The pair got stuck at the 'awkward step' on Striding Edge. Photo: Bob Smith/grough

The pair got stuck at the 'awkward step' on Striding Edge. Photo: Bob Smith/grough

“As we were placing the woman into one of our four Land Rover ambulances the team was alerted by the police to two young walkers who had become stuck on a narrow ledge on a difficult section of Striding Edge on Helvellyn.

“This rescue was finally completed late on Sunday evening and team members returned home wet and tired in the dark.”

The following day, as team members were making their way off Dove Crag after the man was winched into the helicopter, another callout came in.

Mr Rippon said: “As the team were descending back to the valley a second emergency incident came through from the police, this time a crashed glider on the Old Coach Road. The pilot had sustained a broken wrist on landing.

“Team members and the Great North Air Ambulance attended this incident.

“A little while later another call, this time for a man in his 70s who was suffering from chest pain near to Pooley Bridge. Team members went to his aid and he was safely transferred to an ambulance. By 3pm the rescues were over and so was the working day for most.

Team leader Mike Blakey added: “All mountain rescue teams are entirely voluntary and team members have day jobs.

“When rescues run one after another like this it can place a burden on the team, their families and their work. Sometimes incidents are completely avoidable if the weather forecast is considered properly before venturing out.

“The use of technology in the mountains can be a real aid to those who need help and the team’s whose job it is to rescue them. I would like to take the opportunity to remind everyone of a few basic guidelines for those venturing into the mountains this summer.
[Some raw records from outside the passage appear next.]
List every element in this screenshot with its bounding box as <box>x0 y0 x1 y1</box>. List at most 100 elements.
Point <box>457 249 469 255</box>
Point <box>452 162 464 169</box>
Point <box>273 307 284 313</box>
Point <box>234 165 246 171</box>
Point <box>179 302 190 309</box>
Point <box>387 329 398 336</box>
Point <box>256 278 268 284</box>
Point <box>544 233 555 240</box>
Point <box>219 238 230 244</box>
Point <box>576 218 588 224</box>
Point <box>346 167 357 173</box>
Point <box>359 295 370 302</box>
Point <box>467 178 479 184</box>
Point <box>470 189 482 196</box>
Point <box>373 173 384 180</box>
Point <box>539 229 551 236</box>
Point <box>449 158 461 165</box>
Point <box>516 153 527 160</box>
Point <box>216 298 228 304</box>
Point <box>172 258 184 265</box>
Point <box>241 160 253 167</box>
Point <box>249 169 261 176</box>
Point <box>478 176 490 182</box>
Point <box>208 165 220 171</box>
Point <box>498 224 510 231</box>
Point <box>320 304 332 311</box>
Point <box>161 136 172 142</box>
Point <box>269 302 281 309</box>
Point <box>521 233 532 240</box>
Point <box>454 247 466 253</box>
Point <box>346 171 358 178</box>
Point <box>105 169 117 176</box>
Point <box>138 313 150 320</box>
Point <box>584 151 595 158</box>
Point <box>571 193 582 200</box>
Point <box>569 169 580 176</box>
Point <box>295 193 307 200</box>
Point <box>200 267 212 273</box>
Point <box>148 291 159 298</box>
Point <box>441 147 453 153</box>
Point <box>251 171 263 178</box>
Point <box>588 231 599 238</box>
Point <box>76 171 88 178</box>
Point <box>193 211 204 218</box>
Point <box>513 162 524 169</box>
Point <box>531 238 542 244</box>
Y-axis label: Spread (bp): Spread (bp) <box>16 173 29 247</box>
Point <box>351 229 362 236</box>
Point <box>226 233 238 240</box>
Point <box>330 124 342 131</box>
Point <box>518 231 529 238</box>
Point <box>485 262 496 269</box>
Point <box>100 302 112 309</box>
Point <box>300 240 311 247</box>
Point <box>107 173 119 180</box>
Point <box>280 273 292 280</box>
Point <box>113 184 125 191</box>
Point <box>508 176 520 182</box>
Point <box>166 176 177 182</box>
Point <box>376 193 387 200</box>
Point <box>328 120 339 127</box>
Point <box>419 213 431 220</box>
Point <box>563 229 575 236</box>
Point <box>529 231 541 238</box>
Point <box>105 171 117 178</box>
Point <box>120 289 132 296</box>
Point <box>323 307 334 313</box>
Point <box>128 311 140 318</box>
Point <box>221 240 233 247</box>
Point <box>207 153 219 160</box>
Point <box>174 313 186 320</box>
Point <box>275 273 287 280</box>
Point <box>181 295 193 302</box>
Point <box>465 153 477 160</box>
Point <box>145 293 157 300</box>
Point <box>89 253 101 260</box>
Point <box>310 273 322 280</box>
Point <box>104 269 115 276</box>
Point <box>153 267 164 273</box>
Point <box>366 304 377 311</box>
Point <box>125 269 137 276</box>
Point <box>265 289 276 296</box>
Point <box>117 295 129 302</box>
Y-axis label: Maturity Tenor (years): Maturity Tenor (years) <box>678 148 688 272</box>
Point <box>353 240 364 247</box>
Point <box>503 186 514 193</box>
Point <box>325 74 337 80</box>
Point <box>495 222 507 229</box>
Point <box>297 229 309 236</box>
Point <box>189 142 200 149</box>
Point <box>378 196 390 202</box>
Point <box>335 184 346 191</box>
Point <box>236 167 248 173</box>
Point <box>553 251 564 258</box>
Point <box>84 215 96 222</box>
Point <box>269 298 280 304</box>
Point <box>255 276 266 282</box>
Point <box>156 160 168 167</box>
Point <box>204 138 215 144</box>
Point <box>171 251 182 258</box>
  • Check the weather forecast and plan your route according to your experience. Remember that the weather is often much more serious on the fell and once you’re in the cloud it’s easy to be become disorientated unless you know how to navigate safely
  • If you call a rescue team and they don’t get back to you within 15 minutes, dial 999 again and ask to be patched back to the rescue team. Sometimes the police and rescue teams are unable to call you back as your call may have initially come through as roaming 999 call. They will often want more information about what’s happened and where you are
  • If you have contacted the emergency services you must save your battery life on your phone for essential calls between the rescue team and yourself. Do not use your phone for anything else and do not phone other people. You need to keep the line free for the rescue team. I cannot stress enough that this may save your life.

“Enjoy the rest of the busy school holidays and be safe.”